When it was created in 1990, the EB-5 visa program was intended to provide a new source of financing for projects in underserved areas, defined as places with high unemployment.
However, there are no federal standards for defining such neighborhoods and developers often provide gerrymandered maps to qualify under the program.
The Kushner project in Jersey City “is a textbook example of the abuses we have seen in the last six or seven years,” said Shae Armstrong, a Dallas lawyer who has joined with members of Congress, including Senator Chuck Grassley and Feinstein to call for changes in the program.
That part of Jersey City, less than 5km from Manhattan, is hardly an economically depressed area, and a luxury apartment building is going to create few permanent jobs.

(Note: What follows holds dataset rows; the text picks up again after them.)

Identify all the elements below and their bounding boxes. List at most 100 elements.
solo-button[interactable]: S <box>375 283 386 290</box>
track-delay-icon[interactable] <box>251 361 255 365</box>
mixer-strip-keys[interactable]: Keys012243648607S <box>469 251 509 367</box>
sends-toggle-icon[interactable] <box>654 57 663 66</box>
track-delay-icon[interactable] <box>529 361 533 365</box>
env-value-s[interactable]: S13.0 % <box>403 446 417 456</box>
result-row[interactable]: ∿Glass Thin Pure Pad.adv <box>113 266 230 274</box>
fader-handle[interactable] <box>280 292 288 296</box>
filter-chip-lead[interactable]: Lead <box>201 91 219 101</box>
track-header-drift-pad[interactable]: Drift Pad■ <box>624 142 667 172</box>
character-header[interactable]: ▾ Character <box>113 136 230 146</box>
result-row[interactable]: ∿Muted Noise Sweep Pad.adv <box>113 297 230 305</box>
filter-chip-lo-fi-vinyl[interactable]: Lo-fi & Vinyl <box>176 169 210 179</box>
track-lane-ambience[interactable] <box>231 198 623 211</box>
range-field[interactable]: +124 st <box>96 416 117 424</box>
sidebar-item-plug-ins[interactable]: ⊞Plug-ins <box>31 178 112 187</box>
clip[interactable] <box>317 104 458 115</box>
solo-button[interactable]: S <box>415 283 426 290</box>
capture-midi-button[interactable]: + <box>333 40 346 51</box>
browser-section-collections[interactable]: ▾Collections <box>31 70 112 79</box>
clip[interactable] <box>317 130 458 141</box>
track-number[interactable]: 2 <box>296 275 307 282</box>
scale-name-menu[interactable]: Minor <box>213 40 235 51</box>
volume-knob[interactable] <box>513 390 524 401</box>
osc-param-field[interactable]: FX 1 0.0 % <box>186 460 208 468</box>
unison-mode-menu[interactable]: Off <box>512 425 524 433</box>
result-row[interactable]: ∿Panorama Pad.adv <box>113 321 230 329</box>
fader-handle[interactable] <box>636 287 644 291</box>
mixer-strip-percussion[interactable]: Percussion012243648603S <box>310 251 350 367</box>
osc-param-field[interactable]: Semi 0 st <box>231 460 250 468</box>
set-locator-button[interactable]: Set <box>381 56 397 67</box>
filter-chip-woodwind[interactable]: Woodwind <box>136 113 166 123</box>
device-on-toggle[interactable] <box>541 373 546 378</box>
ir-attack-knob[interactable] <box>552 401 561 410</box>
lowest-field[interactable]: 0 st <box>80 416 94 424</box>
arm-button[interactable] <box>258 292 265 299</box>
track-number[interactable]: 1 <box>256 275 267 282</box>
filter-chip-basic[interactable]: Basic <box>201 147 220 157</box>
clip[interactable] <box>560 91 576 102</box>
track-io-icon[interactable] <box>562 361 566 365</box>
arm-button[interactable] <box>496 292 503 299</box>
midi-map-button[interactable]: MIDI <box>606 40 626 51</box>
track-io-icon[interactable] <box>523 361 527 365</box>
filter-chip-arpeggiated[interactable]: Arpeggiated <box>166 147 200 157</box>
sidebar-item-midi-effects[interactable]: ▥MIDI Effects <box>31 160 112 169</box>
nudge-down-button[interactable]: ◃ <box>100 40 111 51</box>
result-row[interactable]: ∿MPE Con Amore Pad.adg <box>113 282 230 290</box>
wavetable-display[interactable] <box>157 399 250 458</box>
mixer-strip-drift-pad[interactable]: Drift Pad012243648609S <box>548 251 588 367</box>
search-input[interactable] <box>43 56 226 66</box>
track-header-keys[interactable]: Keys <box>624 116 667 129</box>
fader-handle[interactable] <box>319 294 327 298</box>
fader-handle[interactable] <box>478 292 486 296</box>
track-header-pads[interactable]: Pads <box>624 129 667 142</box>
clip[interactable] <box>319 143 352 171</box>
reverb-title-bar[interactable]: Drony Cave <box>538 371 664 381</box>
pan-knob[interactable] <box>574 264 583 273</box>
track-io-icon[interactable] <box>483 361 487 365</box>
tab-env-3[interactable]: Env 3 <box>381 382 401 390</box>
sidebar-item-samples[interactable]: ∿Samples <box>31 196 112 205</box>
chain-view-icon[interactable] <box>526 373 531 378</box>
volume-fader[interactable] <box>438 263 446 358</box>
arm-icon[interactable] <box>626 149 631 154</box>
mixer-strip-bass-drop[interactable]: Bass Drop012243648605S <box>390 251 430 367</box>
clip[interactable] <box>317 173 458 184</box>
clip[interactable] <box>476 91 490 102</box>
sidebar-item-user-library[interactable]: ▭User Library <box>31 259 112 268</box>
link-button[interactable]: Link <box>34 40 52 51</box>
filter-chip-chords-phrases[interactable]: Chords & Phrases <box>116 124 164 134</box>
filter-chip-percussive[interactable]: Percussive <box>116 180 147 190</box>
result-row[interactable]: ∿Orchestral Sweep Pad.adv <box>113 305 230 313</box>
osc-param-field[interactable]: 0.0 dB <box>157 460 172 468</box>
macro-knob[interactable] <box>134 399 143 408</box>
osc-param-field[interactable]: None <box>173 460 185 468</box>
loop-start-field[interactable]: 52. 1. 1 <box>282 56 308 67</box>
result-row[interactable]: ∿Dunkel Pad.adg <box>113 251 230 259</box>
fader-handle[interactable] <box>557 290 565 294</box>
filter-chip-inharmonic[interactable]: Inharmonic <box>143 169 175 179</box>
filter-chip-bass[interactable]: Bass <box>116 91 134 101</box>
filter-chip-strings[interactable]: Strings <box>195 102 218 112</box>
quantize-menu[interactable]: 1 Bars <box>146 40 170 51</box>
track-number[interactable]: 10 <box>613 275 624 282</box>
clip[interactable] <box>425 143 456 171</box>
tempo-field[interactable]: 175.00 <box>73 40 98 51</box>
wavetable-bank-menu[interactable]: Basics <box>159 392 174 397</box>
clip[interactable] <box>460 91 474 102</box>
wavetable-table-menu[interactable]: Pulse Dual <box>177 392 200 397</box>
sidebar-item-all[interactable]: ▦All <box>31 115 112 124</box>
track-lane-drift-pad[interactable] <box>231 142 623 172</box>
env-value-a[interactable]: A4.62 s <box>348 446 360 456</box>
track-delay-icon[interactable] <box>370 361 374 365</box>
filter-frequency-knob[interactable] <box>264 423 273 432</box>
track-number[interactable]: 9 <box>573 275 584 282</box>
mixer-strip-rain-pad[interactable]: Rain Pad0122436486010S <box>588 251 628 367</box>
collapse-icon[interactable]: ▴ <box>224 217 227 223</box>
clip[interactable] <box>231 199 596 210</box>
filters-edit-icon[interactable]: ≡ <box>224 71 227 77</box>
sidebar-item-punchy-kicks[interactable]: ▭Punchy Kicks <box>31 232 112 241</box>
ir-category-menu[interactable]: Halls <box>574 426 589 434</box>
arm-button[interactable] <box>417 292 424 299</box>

“And it is why other towns in rural America are not getting EB-5 money,” Armstrong said.
Indeed, in the Beijing presentation delivered by Meyer, the firm cited the high household income of the majority of the residents — between US$100,000 and US$200,000 — in the Trump-branded building that has already received EB-5 financing.
The US$1 billion Kushner project at the center of the current controversy is a set of high-rise towers — 1,730 apartments and 8,268m2 of retail space. The company is seeking US$150 million through the EB-5 program.
Traditional lenders can charge interest of between 12 percent and 18 percent, said Gary Friedland, a professor at New York University who has written extensively about the program.
However, EB-5 loans can wind up costing developers as little as 4 percent, he said.
“The immigrant investor’s primary purpose is to secure a visa, so they accept minimal interest, as low as half a percent,” Friedland said.
According to Cornell University immigration law professor Steve Yale-Loehr, for developers, the appeal of EB-5 can be summed up in two words: “Cheap money.”